Capture and label-free detection extracellular vesicles on gold-nanoisland based microfluidic Lab-on-a-CHIP device using syntheticpeptide Vn96

Background: Given the tremendous potential of circulating extracellular vesicles (EVs) for liquid-biopsy, there is great demand for simple, robust and clinically adaptable EV isolation and characterization Lab-on-aCHIP (LOC) platforms. Towards this, LOCs have been developed for capture, quantification and characterization of circulating EVs using EVsurface specific antibodies. The detection was performed either using fluorescent or label-free surface plasmon-resonance (SPR) sensors. The antibody-based isolation faces many challenges of quality control and shelf-life. To address the need for better affinity-based EV isolation method, we used a next generation affinity-based EV capture technology that uses a synthetic peptide (Vn96). Our group developed a LOC to capture EVs using Vn96, grafted onto gold nano-island (GNI) based on LSPR (localized SPR) sensing platform, and thus contributing to the emerging field of plasmofluidics. Methods: The LOC was built as: deposition of gold-nano-particle (GNP) on the glass surface and annealing of those deposited GNP to form GNI, bonding of PDMS onto the GNI and simultaneous LSPR in each spectrum.
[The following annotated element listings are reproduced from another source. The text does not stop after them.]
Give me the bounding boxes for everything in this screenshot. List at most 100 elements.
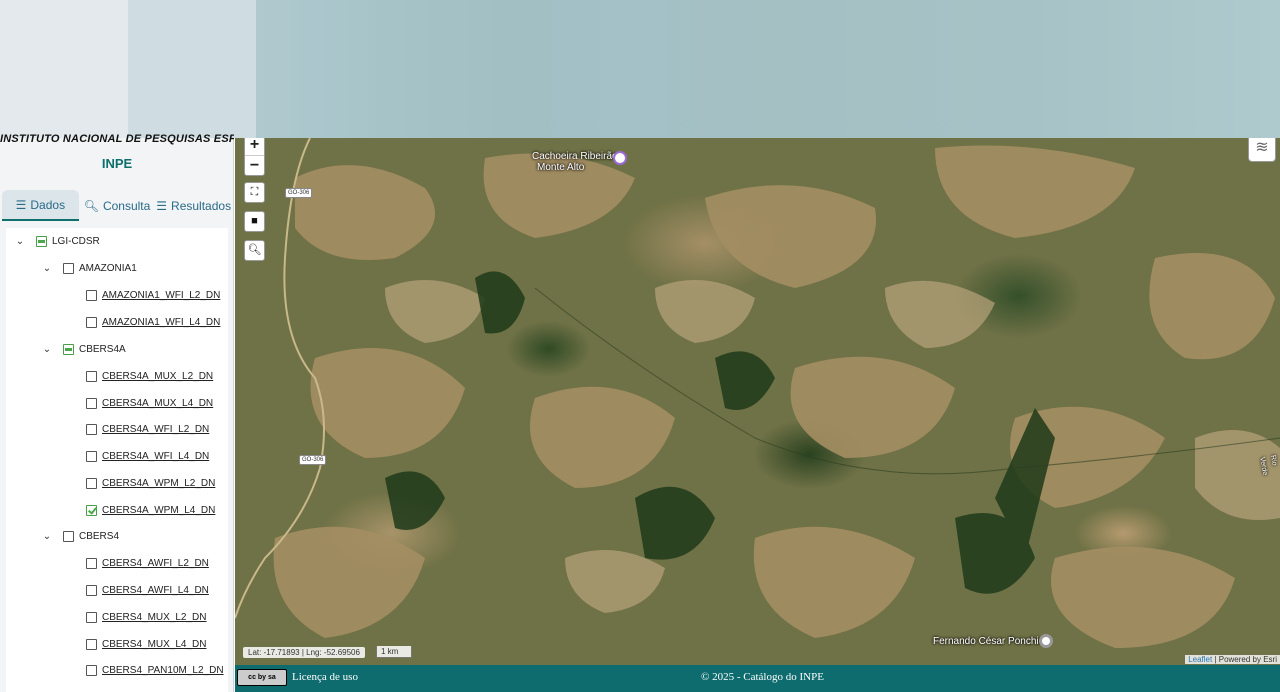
- item-label[interactable]: CBERS4A_WPM_L2_DN: [102, 478, 215, 489]
- tree-item: AMAZONIA1_WFI_L2_DN: [86, 286, 220, 304]
- item-checkbox[interactable]: [86, 423, 97, 435]
- scale-bar: 1 km: [376, 646, 412, 658]
- item-checkbox[interactable]: [86, 584, 97, 596]
- leaflet-link[interactable]: Leaflet: [1188, 655, 1212, 664]
- attribution-text: | Powered by Esri: [1212, 655, 1277, 664]
- fullscreen-icon: ⛶: [250, 186, 259, 198]
- place-pin-icon[interactable]: [613, 151, 627, 165]
- square-icon: ■: [251, 215, 258, 227]
- item-label[interactable]: CBERS4_AWFI_L2_DN: [102, 558, 209, 569]
- group-label: CBERS4: [79, 530, 120, 542]
- institute-name: INSTITUTO NACIONAL DE PESQUISAS ESPACIAI…: [0, 133, 234, 145]
- tree-group-cbers4: ⌄ CBERS4: [41, 527, 119, 545]
- tab-resultados-label: Resultados: [171, 198, 232, 213]
- zoom-control: + −: [244, 138, 265, 176]
- item-label[interactable]: CBERS4A_WFI_L4_DN: [102, 451, 209, 462]
- map-view[interactable]: + − ⛶ ■ 🔍︎ ≋ Cachoeira Ribeirão Monte Al…: [235, 138, 1280, 665]
- item-label[interactable]: AMAZONIA1_WFI_L2_DN: [102, 290, 220, 301]
- tree-item: AMAZONIA1_WFI_L4_DN: [86, 313, 220, 331]
- tab-bar: ☰ Dados 🔍︎ Consulta ☰ Resultados: [2, 190, 232, 221]
- group-label: CBERS4A: [79, 343, 126, 355]
- place-line-1: Cachoeira Ribeirão: [532, 151, 618, 162]
- map-attribution: Leaflet | Powered by Esri: [1185, 655, 1280, 664]
- tree-item: CBERS4_PAN10M_L2_DN: [86, 661, 224, 679]
- tree-root-label: LGI-CDSR: [52, 235, 100, 247]
- tab-resultados[interactable]: ☰ Resultados: [155, 190, 232, 221]
- item-checkbox[interactable]: [86, 397, 97, 409]
- cc-license-badge[interactable]: cc by sa: [237, 669, 287, 686]
- chevron-down-icon[interactable]: ⌄: [14, 236, 26, 247]
- top-banner: [0, 0, 1280, 138]
- river-label: Rio Verde: [1258, 454, 1278, 476]
- item-label[interactable]: CBERS4A_WFI_L2_DN: [102, 424, 209, 435]
- tree-item: CBERS4A_WPM_L4_DN: [86, 501, 215, 519]
- item-checkbox[interactable]: [86, 611, 97, 623]
- draw-rectangle-button[interactable]: ■: [244, 211, 265, 232]
- tab-consulta-label: Consulta: [102, 198, 151, 213]
- item-label[interactable]: CBERS4A_WPM_L4_DN: [102, 505, 215, 516]
- zoom-in-button[interactable]: +: [245, 138, 264, 155]
- item-checkbox-checked[interactable]: [86, 504, 97, 516]
- tab-dados[interactable]: ☰ Dados: [2, 190, 79, 221]
- item-label[interactable]: AMAZONIA1_WFI_L4_DN: [102, 317, 220, 328]
- item-label[interactable]: CBERS4_MUX_L2_DN: [102, 612, 207, 623]
- road-label: GO-306: [299, 455, 327, 465]
- item-checkbox[interactable]: [86, 450, 97, 462]
- tree-item: CBERS4A_WPM_L2_DN: [86, 474, 215, 492]
- license-link[interactable]: Licença de uso: [292, 671, 358, 683]
- chevron-down-icon[interactable]: ⌄: [41, 263, 53, 274]
- item-checkbox[interactable]: [86, 289, 97, 301]
- layers-button[interactable]: ≋: [1248, 138, 1276, 162]
- item-checkbox[interactable]: [86, 557, 97, 569]
- tree-item: CBERS4A_MUX_L4_DN: [86, 394, 213, 412]
- item-label[interactable]: CBERS4A_MUX_L4_DN: [102, 398, 213, 409]
- group-checkbox[interactable]: [63, 262, 74, 274]
- item-label[interactable]: CBERS4A_MUX_L2_DN: [102, 371, 213, 382]
- tree-item: CBERS4A_MUX_L2_DN: [86, 367, 213, 385]
- coordinates-readout: Lat: -17.71893 | Lng: -52.69506: [243, 647, 365, 658]
- chevron-down-icon[interactable]: ⌄: [41, 344, 53, 355]
- tree-group-cbers4a: ⌄ CBERS4A: [41, 340, 126, 358]
- list-icon: ☰: [156, 198, 168, 213]
- tab-dados-label: Dados: [30, 197, 66, 212]
- group-label: AMAZONIA1: [79, 262, 137, 274]
- copyright-text: © 2025 - Catálogo do INPE: [701, 671, 824, 683]
- satellite-imagery: [235, 138, 1280, 648]
- left-panel: INSTITUTO NACIONAL DE PESQUISAS ESPACIAI…: [0, 133, 234, 692]
- tree-item: CBERS4A_WFI_L4_DN: [86, 447, 209, 465]
- search-icon: 🔍︎: [247, 244, 262, 256]
- place-line-2: Monte Alto: [537, 162, 585, 173]
- item-label[interactable]: CBERS4_AWFI_L4_DN: [102, 585, 209, 596]
- place-label-fernando: Fernando César Ponchio: [933, 636, 1045, 647]
- tree-item: CBERS4_MUX_L4_DN: [86, 635, 207, 653]
- item-label[interactable]: CBERS4_PAN10M_L2_DN: [102, 665, 224, 676]
- group-checkbox[interactable]: [63, 343, 74, 355]
- tree-item: CBERS4_AWFI_L4_DN: [86, 581, 209, 599]
- fullscreen-button[interactable]: ⛶: [244, 182, 265, 203]
- search-icon: 🔍︎: [83, 198, 99, 213]
- tree-item: CBERS4A_WFI_L2_DN: [86, 420, 209, 438]
- list-icon: ☰: [15, 197, 27, 212]
- location-pin-icon[interactable]: [1039, 634, 1053, 648]
- item-checkbox[interactable]: [86, 477, 97, 489]
- layer-tree: ⌄ LGI-CDSR ⌄ AMAZONIA1 AMAZONIA1_WFI_L2_…: [6, 228, 228, 692]
- tree-group-amazonia1: ⌄ AMAZONIA1: [41, 259, 137, 277]
- zoom-out-button[interactable]: −: [245, 155, 264, 175]
- tab-consulta[interactable]: 🔍︎ Consulta: [79, 190, 156, 221]
- tree-root-checkbox[interactable]: [36, 235, 47, 247]
- tree-item: CBERS4_MUX_L2_DN: [86, 608, 207, 626]
- group-checkbox[interactable]: [63, 530, 74, 542]
- chevron-down-icon[interactable]: ⌄: [41, 531, 53, 542]
- layers-icon: ≋: [1255, 139, 1269, 156]
- place-label-cachoeira: Cachoeira Ribeirão Monte Alto: [532, 151, 618, 173]
- map-search-button[interactable]: 🔍︎: [244, 240, 265, 261]
- item-checkbox[interactable]: [86, 316, 97, 328]
- item-checkbox[interactable]: [86, 638, 97, 650]
- item-checkbox[interactable]: [86, 370, 97, 382]
- road-label: GO-306: [285, 188, 313, 198]
- cc-badge-text: cc by sa: [248, 674, 276, 681]
- inpe-title: INPE: [101, 156, 133, 171]
- tree-item: CBERS4_AWFI_L2_DN: [86, 554, 209, 572]
- item-checkbox[interactable]: [86, 664, 97, 676]
- item-label[interactable]: CBERS4_MUX_L4_DN: [102, 639, 207, 650]
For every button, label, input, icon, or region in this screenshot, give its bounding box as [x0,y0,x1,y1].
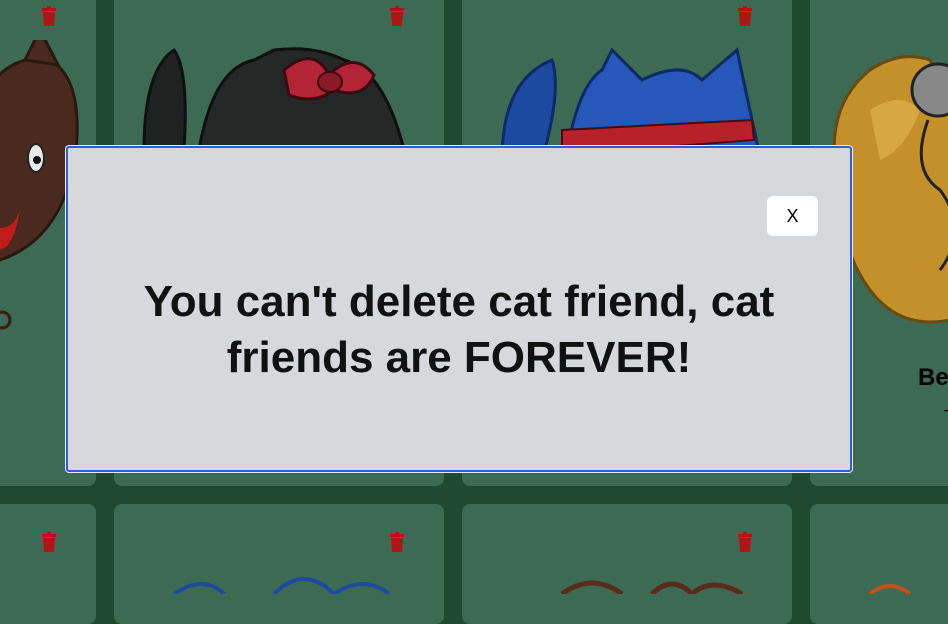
trash-icon[interactable] [389,532,405,552]
cat-card[interactable] [114,504,444,624]
trash-icon[interactable] [737,6,753,26]
alert-modal: X You can't delete cat friend, cat frien… [66,146,852,472]
cat-artwork [172,577,391,594]
modal-message: You can't delete cat friend, cat friends… [143,277,775,382]
cat-card[interactable] [462,504,792,624]
cat-name: Be [918,364,948,391]
cat-card[interactable] [0,504,96,624]
trash-icon[interactable] [41,6,57,26]
trash-icon[interactable] [737,532,753,552]
close-button[interactable]: X [767,196,818,236]
close-icon: X [786,205,799,226]
cat-card[interactable] [810,504,948,624]
trash-icon[interactable] [389,6,405,26]
trash-icon[interactable] [41,532,57,552]
cat-subtitle: T [944,408,948,426]
cat-artwork [868,584,912,594]
cat-artwork [560,580,744,594]
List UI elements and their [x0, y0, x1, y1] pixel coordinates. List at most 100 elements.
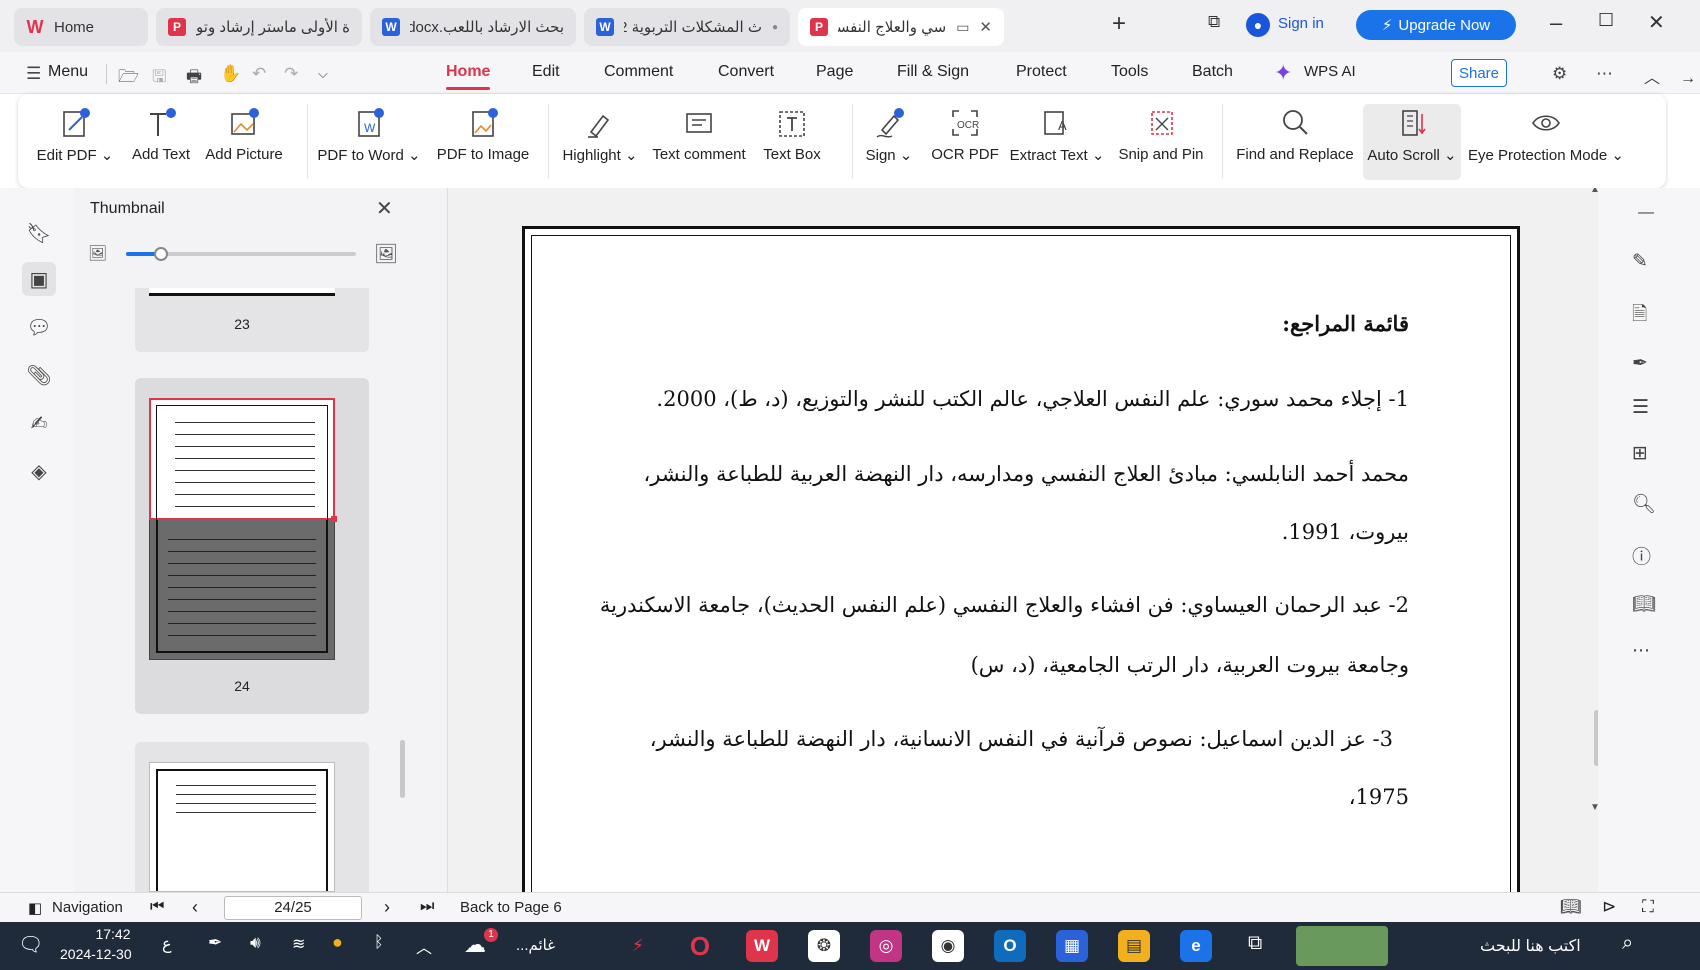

We have used scanning electron microscopy, atomic force microscopy, tunable resistive pulse sensing to count enriched EVs on LOC and relevant molecular analysis. Results: We designed, simulated and fabricated LOCs to identify the best microfluidic channel design on PDMS which were bonded on to a glass surface containing GNI grafted with Vn96-peptide using chemistry to covalently attach streptavidin onto the GNI followed by attachment biotinylated Vn96. At each steps of tagging streptavidin to affinity attachment of EV onto Vn96 was quantitated using LSPR to identify parameters for the best efficiency. Our results demonstrated that Vn96grafted LOC enriched EVs as a function of red-shift in the pick-LSPR spectra and was further characterized by eluting the attached EV from LOC for counting, imaging and molecular characterization. Summary/Conclusion: Our results demonstrate that Vn96-based affinity enrichment of EVs can be adapted on plasmofluidic platform using label-free quantification. We are advancing our current results to integrated LOC to perform complete hand-free protocol: from EV enrichment to multi-parametric molecular analysis.